ちろる

ヘアーのちろるのレビュー・感想・評価

ヘアー(1979年製作の映画)
3.8
ユニークでショッキング。
エネルギッシュで華やか。
反戦ミュージカルというカテゴリーですが、なかなかほかにはない明るさと重みを兼ね備えたストーリー。
素朴な田舎の青年クロードがひょんなことからニューヨークに暮らすヒッピーの若者と出会う。
ベトナム戦争反対を突き通して自由に暮らすヒッピー達と、お国のために生命の息吹を消すかもしれない青年のかけ合わさるはずもなかった友情が、華やかでパワフルな歌とダンスとともに紡ぎ出される。

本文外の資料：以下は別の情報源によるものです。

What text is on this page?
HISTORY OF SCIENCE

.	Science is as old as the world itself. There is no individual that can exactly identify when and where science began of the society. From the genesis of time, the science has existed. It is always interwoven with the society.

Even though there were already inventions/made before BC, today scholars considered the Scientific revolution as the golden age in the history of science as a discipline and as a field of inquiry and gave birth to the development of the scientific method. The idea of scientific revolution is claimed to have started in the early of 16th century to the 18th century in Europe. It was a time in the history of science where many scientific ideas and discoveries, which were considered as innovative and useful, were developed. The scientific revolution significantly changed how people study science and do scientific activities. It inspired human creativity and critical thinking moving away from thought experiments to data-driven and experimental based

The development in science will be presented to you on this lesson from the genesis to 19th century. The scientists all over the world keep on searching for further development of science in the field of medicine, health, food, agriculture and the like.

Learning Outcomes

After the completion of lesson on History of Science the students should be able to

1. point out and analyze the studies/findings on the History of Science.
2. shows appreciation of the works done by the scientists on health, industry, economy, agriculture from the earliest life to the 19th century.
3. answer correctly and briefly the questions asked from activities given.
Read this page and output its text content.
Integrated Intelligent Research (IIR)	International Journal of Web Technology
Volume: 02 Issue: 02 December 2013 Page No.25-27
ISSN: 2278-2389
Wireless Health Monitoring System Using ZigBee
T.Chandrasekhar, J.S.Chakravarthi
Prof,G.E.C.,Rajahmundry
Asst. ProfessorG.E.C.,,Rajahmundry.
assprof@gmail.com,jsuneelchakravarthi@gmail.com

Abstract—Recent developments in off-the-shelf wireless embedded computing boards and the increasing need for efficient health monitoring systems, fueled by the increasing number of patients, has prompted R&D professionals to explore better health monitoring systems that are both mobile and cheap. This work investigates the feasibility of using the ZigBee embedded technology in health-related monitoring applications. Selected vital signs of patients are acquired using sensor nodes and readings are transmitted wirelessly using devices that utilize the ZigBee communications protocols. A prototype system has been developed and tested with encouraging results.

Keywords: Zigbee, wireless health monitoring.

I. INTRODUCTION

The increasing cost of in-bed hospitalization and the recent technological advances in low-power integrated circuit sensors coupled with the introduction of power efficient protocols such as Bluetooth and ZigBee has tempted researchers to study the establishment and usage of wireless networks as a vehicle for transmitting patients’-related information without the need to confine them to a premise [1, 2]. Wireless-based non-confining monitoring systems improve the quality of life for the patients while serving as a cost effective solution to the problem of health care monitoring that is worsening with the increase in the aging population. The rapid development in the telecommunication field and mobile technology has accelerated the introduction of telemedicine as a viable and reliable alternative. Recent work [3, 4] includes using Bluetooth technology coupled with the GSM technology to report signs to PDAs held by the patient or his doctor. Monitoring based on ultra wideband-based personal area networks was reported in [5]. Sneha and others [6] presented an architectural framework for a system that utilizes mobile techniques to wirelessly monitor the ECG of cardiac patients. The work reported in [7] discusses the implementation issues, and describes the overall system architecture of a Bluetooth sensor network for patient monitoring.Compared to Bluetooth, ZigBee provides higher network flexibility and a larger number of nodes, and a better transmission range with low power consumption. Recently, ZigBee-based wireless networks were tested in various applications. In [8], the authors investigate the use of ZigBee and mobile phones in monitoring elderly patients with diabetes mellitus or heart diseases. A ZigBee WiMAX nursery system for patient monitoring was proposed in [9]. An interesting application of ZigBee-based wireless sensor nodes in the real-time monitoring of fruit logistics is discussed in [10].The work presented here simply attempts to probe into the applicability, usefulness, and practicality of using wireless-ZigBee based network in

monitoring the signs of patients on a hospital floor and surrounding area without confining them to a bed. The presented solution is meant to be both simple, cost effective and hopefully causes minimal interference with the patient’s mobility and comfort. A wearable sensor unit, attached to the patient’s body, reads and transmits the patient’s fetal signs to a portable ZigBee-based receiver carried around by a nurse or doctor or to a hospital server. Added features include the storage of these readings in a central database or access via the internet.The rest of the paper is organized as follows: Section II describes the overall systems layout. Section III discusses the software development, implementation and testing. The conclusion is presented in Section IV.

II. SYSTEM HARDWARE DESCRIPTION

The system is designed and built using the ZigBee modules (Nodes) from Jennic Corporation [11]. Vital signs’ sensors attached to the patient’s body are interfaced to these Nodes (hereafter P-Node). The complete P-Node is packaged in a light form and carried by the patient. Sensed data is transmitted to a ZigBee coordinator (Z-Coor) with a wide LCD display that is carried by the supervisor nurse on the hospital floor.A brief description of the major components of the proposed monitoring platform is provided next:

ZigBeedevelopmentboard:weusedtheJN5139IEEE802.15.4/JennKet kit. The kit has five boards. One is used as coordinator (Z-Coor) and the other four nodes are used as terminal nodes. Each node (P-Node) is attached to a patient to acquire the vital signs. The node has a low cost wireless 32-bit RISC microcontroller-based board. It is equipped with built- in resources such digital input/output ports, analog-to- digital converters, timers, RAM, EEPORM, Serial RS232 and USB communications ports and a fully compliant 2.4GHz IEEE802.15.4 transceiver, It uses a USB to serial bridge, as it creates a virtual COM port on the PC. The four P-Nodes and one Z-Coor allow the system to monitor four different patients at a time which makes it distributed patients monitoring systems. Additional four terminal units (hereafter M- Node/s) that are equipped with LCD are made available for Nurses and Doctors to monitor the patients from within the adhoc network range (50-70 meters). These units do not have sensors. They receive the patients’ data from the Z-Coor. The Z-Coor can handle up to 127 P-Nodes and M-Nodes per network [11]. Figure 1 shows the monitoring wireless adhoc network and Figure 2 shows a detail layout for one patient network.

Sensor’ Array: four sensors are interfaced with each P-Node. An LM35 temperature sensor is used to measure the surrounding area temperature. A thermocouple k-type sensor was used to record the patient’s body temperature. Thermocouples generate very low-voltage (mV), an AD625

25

とにかくサウンドがとてもスタイリッシュでカッコいい、そしてそれを歌う役者陣の歌声はひたすらゴージャスで、ミュージカル映画好きなら是非一度おススメしたい。
マリファナやLSD、フリーセックスと悪ふざけ。
戦争に旅立つ前にありとあらゆるヒッピー文化を堪能させられて多幸感たっぷりのクロードともにこちらもヒッピー達の奔放な価値観を疑似体験できる。
怠惰と、無責任と、無知と、無鉄砲、そして反抗が、反戦とイコールになるとは思わない。だから彼らのようなヒッピーは、やはり単におしゃれカルチャーでしかないと思うのだけど、自由の国とかがげながらも貧しいものや無学なものがもてはやされるためには志願兵という形しか無いアメリカの軍国的なものに抗うためにはかれらのように自堕落になる以外なかったのかもしれない。
わたしはアメリカ国民ではないしましてやこの時代を生きていないから偉そうなことは語れない。
故にこの作品は単に善悪で語れるお話ではないのだろう。
このミュージカルを単に華やかなカルチャーの一端と見るのか、反戦メッセージと見るのかは人それぞれだけれども、なかなかの異色ミュージカルとしてご興味のあるかたは是非どうぞ。